Sahar Hafeez Najmus, Sondekoppam Rakesh V, Ganapathy Sugantha, Armstrong Jerrold E, Shimizu Michael, Johnson Marjorie, Merrifield Peter, Galil Khadry A
From the Departments of Anatomy and Cell Biology, Anesthesia and Perioperative Medicine, and Division of Oral and Maxillofacial Surgery, Western University, London, Ontario, Canada.
Anesth Analg. 2014 Sep;119(3):726-730. doi: 10.1213/ANE.0000000000000329.
Greater palatine nerve (GPN) block is commonly performed for maxillary and palatal anesthesia by using bony landmarks. Ultrasound (US) can be used to consistently identify greater palatine foramen (GPF) as a defect in the bony palate enabling US-guided injections near the foramen.
We scanned and injected 16 undissected well-embalmed hemisectioned cadaveric heads after excluding major anatomical malformations. A linear high-frequency hockey stick probe (7-13 MHz) positioned in long axis to the hard palate visualized GPF as a discontinuity in the hard palate. US-guided injections of 0.1 mL India ink were made in an oblique plane. Specimens were dissected immediately after injection, and dye distribution was noted. The success rate of identification of GPF, number of attempts, and number of successful injections were recorded. The technique was evaluated clinically in 7 patients undergoing dental procedures. Five patients had US-guided injections, and 2 patients received US-assisted greater palatine canal blocks.
GPF was successfully identified in 16 hemisectioned heads (n = 16). In 7 of 16 hemisectioned cadaveric specimens (n = 7/16), needle pass was seen on the US and traces of India ink were found within the greater palatine canal and pterygopalatine fossa. In the remaining heads (n = 9/16), the dye was observed in the mucosal tissue of the hard palate anterior to the GPF or in the soft palate. Clinical evaluation reconfirmed successful identification of GPF by US in 6 of 7 patients (n = 6/7). US-guided injections were successful in 6 of the 8 attempted blocks (n = 6/8) with median number (range) of attempts being 2 (1-4). US-assisted injections were successful in 2 patients (n = 2/2).
US has the potential to successfully locate and characterize GPF in normal and edentulous maxilla. US-guided GPN blocks can be technically challenging. The clinical applicability of US guidance or assistance for GPN block needs further evaluation in a larger sample of patients.
腭大神经(GPN)阻滞通常通过使用骨性标志来进行上颌和腭部麻醉。超声(US)可用于持续识别腭大孔(GPF),将其作为硬腭中的一个缺损,从而实现超声引导下在孔附近进行注射。

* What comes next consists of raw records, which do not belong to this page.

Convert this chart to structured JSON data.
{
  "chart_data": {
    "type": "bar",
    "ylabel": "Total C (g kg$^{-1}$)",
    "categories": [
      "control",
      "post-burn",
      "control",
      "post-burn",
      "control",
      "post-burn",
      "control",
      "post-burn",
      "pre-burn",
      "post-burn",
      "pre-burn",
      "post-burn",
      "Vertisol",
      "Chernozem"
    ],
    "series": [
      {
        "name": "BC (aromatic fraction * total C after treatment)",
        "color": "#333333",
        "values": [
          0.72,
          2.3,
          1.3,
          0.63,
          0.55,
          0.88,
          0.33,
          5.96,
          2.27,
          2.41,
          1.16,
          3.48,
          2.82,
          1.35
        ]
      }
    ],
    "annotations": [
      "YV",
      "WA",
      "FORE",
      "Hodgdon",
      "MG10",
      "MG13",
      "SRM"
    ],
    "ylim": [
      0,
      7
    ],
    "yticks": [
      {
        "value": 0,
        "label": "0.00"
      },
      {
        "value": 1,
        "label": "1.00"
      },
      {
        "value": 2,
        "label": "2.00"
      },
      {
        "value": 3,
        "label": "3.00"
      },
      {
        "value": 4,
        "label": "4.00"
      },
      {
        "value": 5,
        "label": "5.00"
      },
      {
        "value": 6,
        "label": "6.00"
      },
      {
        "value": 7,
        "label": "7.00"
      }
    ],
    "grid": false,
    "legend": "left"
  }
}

在排除主要解剖畸形后,我们对16个未解剖的、保存良好的半侧解剖尸体头部进行扫描和注射。将线性高频曲棍球棒探头(7 - 13 MHz)沿硬腭长轴放置,可将GPF显示为硬腭的连续性中断。在斜平面上进行超声引导下注射0.1 mL印度墨水。注射后立即解剖标本,并记录染料分布情况。记录GPF识别成功率、尝试次数和成功注射次数。在7例接受牙科手术的患者中对该技术进行临床评估。5例患者接受超声引导下注射,2例患者接受超声辅助腭大管阻滞。
在16个半侧解剖头部中成功识别出GPF(n = 16)。在16个半侧解剖尸体标本中的7个(n = 7/16)中,超声可见针道,在腭大管和翼腭窝内发现印度墨水痕迹。在其余头部(n = 9/16)中,染料出现在GPF前方硬腭的黏膜组织或软腭中。临床评估再次证实7例患者中有6例(n = 6/7)通过超声成功识别出GPF。在8次尝试阻滞中有6次(n = 6/8)超声引导下注射成功,尝试次数中位数(范围)为2次(1 - 4次)。超声辅助注射在2例患者中成功(n = 2/2)。
超声有潜力在正常和无牙上颌中成功定位和识别GPF。超声引导下的GPN阻滞在技术上可能具有挑战性。超声引导或辅助GPN阻滞的临床适用性需要在更大样本的患者中进一步评估。